É bastante comum se sentir meio estúpido depois que se entra numa discussão, seja ela qual for. É um sentimento que irmana negros e índios, pardos e brancos, amarelos e encardidos, assalariados e dependentes do Bolsa Família. Sobretudo quando o assunto é da ordem do genérico, do fluido, do subjetivíssimo, calcado em lugares-comuns de uma retórica consuetudinária que, mesmo sem saber direito, vai passando de língua a língua, fazendo pequenos estragos não porque seja necessariamente daninho, mas porque elimina a hipótese de colocar em discussão essa verdade prefigurada, retórica que já vem embalada, pré-cozida, um ponto de vista empacotado: vamos por aqui, é assim, a cidade comporta-se desse modo e não daquele, o fortalezense é estanque, os hábitos estacionaram nos anos 80, é o que vemos repetir-se toda hora, vindo de bocas as mais diversas, cheias dessa certeza que iguala sociologia a alquimia, ciência a carteado, análise e boliche. 
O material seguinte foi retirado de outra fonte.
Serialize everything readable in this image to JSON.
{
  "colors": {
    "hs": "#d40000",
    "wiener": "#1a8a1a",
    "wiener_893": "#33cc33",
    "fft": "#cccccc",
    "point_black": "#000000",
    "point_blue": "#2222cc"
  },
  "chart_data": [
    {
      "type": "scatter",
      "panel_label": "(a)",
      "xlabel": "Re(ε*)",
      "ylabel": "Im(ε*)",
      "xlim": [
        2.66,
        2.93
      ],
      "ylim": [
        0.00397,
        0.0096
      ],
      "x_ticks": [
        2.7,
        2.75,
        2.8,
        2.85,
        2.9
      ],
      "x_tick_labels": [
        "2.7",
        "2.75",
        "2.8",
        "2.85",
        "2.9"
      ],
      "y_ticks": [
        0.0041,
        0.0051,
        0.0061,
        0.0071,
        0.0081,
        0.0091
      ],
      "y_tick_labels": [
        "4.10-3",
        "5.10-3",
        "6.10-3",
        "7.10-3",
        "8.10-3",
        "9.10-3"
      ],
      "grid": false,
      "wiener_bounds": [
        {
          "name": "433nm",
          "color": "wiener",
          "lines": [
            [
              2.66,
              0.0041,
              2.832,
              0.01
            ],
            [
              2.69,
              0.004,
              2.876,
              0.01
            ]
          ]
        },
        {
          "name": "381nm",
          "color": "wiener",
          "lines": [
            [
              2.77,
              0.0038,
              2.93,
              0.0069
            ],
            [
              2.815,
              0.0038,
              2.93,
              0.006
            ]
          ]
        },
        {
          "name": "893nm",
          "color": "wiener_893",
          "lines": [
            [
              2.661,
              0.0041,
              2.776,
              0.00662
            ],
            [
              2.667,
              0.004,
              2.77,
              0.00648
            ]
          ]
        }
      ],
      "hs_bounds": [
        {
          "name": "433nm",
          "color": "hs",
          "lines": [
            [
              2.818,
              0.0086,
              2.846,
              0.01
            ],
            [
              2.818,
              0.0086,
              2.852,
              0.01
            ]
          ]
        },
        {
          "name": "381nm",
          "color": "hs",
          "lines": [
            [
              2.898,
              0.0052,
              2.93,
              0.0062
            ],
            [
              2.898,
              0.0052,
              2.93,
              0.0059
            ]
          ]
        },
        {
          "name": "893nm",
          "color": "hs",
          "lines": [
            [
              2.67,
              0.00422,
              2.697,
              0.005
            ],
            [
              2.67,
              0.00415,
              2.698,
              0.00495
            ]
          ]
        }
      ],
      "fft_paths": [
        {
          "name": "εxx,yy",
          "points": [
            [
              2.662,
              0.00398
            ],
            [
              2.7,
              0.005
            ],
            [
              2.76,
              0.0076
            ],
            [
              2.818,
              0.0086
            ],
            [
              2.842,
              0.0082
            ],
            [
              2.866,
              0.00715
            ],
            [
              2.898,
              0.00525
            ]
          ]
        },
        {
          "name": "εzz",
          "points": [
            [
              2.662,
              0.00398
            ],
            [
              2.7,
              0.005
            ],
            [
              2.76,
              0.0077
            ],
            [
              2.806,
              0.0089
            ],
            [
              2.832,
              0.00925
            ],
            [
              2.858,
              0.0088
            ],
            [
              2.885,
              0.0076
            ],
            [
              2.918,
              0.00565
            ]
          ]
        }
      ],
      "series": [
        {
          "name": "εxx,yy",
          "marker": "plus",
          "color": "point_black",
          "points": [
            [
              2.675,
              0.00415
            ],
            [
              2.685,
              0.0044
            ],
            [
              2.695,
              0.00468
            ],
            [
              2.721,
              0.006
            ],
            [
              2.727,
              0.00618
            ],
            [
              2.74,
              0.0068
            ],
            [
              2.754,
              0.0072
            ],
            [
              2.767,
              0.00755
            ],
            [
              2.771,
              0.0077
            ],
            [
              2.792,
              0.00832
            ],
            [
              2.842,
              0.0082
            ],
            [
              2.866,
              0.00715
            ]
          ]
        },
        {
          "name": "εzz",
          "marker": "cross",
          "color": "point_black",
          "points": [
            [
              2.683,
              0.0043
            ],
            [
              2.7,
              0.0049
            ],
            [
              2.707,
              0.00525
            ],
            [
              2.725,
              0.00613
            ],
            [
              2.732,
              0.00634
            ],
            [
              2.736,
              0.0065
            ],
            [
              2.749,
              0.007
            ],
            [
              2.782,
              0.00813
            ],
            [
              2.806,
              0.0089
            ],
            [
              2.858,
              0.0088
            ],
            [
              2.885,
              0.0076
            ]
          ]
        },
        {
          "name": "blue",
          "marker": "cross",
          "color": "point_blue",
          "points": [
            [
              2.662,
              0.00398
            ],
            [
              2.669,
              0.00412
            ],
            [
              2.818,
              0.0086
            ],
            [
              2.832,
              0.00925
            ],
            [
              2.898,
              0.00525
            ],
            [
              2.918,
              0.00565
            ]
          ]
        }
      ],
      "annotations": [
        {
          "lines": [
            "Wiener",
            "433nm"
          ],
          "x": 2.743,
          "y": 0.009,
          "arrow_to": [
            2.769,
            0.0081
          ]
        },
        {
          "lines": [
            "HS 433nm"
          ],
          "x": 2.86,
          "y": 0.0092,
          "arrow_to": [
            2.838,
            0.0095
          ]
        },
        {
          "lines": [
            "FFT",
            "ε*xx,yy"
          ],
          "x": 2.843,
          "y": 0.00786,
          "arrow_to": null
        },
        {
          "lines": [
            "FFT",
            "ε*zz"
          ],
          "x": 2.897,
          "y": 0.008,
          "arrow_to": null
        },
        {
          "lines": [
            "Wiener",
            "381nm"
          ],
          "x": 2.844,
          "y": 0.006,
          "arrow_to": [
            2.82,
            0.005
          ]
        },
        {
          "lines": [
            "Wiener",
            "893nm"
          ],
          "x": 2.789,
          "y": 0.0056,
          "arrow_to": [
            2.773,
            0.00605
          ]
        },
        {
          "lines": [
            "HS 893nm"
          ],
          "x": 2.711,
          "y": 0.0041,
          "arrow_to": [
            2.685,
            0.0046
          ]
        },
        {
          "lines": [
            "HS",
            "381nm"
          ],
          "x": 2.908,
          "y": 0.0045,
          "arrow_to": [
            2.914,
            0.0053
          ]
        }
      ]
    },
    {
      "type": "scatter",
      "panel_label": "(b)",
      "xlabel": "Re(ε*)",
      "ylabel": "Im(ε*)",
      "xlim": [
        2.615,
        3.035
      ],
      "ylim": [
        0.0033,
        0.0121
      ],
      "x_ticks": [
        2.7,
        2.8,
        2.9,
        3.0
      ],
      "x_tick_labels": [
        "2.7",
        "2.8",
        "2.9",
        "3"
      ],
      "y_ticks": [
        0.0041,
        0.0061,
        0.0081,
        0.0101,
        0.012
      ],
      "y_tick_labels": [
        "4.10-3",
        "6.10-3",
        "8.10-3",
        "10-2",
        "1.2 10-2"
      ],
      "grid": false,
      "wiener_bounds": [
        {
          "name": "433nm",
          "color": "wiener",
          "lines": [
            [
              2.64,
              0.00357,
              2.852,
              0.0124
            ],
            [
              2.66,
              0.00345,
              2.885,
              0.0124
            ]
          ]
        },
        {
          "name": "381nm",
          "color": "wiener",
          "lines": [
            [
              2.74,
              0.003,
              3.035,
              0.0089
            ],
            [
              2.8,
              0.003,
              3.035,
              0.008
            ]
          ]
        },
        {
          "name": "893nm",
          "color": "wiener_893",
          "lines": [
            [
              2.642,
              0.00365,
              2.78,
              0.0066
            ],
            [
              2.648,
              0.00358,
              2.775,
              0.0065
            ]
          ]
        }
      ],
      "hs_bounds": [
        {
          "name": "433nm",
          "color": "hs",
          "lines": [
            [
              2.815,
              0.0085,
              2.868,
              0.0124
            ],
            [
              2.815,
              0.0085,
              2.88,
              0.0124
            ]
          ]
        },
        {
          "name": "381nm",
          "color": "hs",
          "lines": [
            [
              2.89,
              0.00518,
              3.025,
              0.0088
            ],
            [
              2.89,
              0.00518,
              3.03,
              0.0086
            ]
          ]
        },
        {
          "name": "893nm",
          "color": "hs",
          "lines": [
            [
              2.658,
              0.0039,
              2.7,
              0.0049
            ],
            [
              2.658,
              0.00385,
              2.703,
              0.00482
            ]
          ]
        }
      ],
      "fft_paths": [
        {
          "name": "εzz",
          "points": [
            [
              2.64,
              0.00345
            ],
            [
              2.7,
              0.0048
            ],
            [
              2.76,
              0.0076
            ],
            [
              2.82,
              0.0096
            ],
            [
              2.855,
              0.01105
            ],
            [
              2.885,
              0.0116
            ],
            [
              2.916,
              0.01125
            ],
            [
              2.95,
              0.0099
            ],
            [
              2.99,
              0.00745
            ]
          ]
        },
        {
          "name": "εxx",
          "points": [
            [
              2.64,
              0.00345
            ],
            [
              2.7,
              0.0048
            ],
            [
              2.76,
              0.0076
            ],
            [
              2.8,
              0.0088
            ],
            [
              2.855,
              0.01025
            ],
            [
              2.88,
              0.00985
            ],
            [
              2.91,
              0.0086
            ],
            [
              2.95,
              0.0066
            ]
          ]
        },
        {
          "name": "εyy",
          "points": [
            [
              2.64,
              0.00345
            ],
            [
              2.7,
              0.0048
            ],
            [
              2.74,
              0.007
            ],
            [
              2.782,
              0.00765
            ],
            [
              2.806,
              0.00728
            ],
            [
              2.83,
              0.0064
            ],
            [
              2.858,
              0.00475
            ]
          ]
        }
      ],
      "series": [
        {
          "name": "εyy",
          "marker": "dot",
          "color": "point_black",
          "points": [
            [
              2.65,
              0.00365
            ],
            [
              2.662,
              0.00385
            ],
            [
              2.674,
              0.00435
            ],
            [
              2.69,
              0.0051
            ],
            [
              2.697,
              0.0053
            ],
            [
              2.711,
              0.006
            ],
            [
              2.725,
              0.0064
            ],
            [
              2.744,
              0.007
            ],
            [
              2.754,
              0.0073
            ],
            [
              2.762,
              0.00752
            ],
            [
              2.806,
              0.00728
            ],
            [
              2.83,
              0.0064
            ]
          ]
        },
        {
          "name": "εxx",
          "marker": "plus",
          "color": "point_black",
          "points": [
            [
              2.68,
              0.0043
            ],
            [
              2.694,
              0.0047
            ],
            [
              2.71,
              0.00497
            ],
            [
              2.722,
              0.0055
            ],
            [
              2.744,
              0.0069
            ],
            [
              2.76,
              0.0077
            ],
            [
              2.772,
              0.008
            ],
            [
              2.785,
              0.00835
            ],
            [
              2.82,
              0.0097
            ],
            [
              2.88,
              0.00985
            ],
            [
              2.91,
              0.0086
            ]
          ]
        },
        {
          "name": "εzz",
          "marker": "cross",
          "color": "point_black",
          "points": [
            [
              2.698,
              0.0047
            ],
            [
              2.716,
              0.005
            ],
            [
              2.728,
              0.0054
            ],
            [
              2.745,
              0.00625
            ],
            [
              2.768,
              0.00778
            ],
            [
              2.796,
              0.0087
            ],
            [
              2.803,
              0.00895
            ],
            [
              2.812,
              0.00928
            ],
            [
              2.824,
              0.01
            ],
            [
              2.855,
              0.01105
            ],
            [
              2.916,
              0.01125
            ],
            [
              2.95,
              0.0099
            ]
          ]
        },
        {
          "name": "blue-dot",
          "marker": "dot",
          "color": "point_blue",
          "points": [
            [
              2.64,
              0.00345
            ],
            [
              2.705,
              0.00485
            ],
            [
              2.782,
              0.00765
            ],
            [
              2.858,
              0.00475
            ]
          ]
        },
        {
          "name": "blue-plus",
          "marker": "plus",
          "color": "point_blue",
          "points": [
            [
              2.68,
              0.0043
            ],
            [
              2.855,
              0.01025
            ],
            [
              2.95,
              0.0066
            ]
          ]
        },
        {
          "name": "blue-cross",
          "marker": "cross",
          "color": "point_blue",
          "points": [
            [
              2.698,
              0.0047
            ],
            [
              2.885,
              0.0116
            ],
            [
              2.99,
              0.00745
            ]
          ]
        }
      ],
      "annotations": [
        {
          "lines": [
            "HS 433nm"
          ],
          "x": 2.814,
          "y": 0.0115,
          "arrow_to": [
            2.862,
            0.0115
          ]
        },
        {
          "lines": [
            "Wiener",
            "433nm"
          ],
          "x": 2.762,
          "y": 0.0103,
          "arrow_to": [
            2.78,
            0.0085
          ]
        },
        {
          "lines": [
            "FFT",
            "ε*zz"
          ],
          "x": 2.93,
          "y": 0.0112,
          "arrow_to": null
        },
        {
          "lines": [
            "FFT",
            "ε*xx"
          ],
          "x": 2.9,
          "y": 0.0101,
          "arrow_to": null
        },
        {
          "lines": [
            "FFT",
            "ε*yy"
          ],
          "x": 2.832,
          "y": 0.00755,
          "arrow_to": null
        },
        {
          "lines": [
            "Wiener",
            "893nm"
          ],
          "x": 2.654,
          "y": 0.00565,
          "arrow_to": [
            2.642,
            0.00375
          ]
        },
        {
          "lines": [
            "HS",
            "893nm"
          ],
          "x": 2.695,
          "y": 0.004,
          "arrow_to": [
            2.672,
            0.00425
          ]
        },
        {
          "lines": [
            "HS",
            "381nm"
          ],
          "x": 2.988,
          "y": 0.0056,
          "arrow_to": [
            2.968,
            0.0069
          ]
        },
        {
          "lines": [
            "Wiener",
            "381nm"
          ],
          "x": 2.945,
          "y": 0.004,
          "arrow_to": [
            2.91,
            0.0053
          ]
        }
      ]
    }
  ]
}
Até que uma hora a gente sai um pouco do próprio corpo e, do alto, montado numa grua imaginária que não é outra coisa senão nossa vergonha, vendo a cena desenrolar-se, se assusta com a semelhança entre a discussão e uma mesa-redonda sobre futebol. E todo mundo sabe que as mesas-redondas de futebol são regidas por leis inapreensíveis.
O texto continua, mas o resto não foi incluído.